This story has its FIRST PART. Click on the link below if u haven't read the first part =)
Anomali adalah seorang pembelajar. “Yang penting bukan kuliah berapa banyak, tp baca bukunya!” He has a great curiosity over anything and learn everything from everywhere (well, he skip medical hehe), especially yang berbau teknik, pertanian, dunia langit, etc, etc. Memiliki hiperaktivitas adrenal, shg tenaganya di-recharge saat ngomong sama orang lain (bkn wkt tidur hehe) dan tidur di sela2 waktu sampah (e.g menunggu ga jelas, lg perjalanan di kendaraan).

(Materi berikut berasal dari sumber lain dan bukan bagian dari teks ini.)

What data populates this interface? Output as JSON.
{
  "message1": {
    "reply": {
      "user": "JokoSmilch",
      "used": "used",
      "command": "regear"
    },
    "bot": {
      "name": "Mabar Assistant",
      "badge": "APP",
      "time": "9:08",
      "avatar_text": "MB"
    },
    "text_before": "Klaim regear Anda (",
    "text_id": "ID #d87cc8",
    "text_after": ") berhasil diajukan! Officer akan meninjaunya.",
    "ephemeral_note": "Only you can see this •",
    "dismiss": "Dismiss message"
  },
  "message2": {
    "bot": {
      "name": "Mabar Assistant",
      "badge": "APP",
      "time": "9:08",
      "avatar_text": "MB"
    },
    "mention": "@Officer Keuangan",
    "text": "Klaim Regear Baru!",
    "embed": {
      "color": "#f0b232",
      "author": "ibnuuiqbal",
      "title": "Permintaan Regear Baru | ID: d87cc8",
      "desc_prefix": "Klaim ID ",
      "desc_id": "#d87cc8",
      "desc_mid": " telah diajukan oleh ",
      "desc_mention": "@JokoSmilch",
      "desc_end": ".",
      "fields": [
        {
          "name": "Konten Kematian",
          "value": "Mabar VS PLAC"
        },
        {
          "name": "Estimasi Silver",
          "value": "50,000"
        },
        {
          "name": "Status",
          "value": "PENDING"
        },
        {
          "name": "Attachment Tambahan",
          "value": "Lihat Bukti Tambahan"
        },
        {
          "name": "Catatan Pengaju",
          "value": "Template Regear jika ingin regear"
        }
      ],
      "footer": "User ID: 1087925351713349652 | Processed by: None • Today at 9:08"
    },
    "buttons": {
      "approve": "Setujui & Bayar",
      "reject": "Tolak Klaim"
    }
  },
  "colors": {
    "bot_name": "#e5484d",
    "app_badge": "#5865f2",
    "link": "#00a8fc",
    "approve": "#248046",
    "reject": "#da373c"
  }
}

Dibandingkan dengan Tabasco dan gue yang awam bgt mslh mission trip, Anomali adalah seorang expert. Berpengalaman menjelajahi dalam & luar negeri dlm berbagai ekspedisi. Omongannya tinggi, ngawang2, tapi terbukti dalam bentuk real live action. Punya standar tertentu dan akan berusaha untuk memenuhi standar tsb. Makanya layak bgt klo dia jadi leader menggantikan Judas (yg shrsnya bs memposisikan dirinya sbg leader mengingat umur & profesi & ke-orang lokal-annya).
Di Senaning, listrik PLN tenaga diesel hanya exist dari jam 18 – 6. Selebihnya bergantung pada cahaya matahari untuk menerangi bumi.
Maka di pagi yang dingin, kelabu, dan basah karena lebatnya hujan, kami bertiga ngahuleng di ruang tengah rumah YM. Klo ga jadi ke Sebetung-Paluk, apa gunanya kami jauh2 pergi dari Bandung?? Kami juga merasa aneh. Saat Anomali memutuskan kami tidak jadi berangkat dengan boat yang harga supirnya super mahal itu, tidak nampak perlawanan dari Judas. Dia tidak tampak kecewa ataupun tampak berusaha memikirkan alternatif lain. Padahal dia harusnya (harusnya!) very eager to make this plan succeed. Bukankah ini impiannya sejak lama? Hasrat hatinya yang terpendam demi kemajuan daerahnya? Dia tenang2 saja & malah menyuruh kami voting setuju/tdk setuju batal ke Sebetung-Paluk. Suatu bentuk cari aman sebagai bahan pelaporan ke pihak Bandung nanti. Makinlah kami tak habis pikir.